Chi ha passato ore e ore con il pad di casa Sony sa bene di cosa si parla. Il drifting è quel problema per cui, senza toccare nulla, il personaggio o la telecamera iniziano a muoversi da soli, come se qualcuno stesse spingendo la levetta al posto nostro. Un difetto che non riguarda pochi sfortunati ma che, col tempo, tende a presentarsi su una fetta consistente di controller, complice il tipo di tecnologia usata negli stick analogici.
Cosa cambia con la prossima generazione
Il punto è tutto qui. La tecnologia alla base delle levette del DualSense è la stessa che, alla lunga, finisce per usurarsi e dare quei problemi di lettura fantasma. Con la nuova generazione di console, però, l’aria che tira è diversa. Le voci parlano di una volontà precisa da parte di Sony di intervenire alla radice, così da evitare che il difetto si ripresenti anche sul pad che accompagnerà PlayStation 6.
Per chi acquista un controller e se lo tiene per anni, la questione non è secondaria.

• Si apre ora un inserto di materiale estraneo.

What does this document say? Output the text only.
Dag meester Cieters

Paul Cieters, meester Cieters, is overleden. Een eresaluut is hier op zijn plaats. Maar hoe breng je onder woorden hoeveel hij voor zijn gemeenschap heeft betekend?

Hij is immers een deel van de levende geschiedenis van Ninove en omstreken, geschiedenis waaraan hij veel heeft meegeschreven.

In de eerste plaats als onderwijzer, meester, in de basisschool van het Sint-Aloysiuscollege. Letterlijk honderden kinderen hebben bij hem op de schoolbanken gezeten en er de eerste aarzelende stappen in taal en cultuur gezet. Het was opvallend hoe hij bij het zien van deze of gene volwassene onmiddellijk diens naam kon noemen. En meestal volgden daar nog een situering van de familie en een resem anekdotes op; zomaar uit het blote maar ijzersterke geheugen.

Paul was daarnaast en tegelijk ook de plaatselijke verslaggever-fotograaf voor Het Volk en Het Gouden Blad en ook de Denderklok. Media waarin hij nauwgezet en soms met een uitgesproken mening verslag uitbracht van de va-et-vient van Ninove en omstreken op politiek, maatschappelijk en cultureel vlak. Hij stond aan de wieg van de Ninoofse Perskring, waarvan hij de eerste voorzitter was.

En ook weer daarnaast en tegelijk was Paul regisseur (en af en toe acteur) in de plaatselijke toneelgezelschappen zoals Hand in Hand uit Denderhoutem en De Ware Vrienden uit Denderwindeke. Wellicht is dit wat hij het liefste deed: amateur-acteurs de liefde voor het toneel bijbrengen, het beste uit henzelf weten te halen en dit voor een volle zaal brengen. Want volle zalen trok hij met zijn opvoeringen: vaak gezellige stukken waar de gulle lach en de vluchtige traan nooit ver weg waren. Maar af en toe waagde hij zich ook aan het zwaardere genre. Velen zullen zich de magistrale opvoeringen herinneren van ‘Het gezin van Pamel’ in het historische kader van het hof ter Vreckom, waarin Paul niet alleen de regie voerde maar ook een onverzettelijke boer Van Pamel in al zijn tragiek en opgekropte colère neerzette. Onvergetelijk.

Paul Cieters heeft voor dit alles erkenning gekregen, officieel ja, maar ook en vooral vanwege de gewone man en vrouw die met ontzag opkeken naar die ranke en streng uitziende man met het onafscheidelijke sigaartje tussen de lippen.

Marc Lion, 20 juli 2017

Ritrovarsi con uno stick che deriva significa spesso dover sostituire il pad prima del previsto, con una spesa che nessuno ha voglia di affrontare. Ecco perché la prospettiva di un controller di PlayStation 6 progettato per resistere meglio nel tempo viene accolta con un certo interesse da parte della community.
Al momento si parla comunque di indiscrezioni, non di conferme ufficiali arrivate direttamente da Sony. L’azienda giapponese non ha ancora svelato i dettagli tecnici del nuovo pad, quindi tutto quello che gira attorno alla risoluzione del drifting resta nell’ambito delle voci di corridoio. Il segnale, però, sembra andare in una direzione ben precisa, quella di ascoltare finalmente le richieste di chi ha convissuto per anni con un difetto tanto banale quanto frustrante.
La speranza, per chi aspetta la nuova console, è che questa volta il problema venga davvero preso di petto e non solo tamponato. Perché un conto è promettere miglioramenti, un altro è costruire un pad che, dopo mesi di utilizzo intenso, continui a rispondere come il primo giorno. Se le indiscrezioni troveranno conferma, il controller di PlayStation 6 potrebbe partire con un vantaggio non da poco rispetto al suo predecessore, mettendosi alle spalle uno dei capitoli più criticati dell’era PlayStation 5.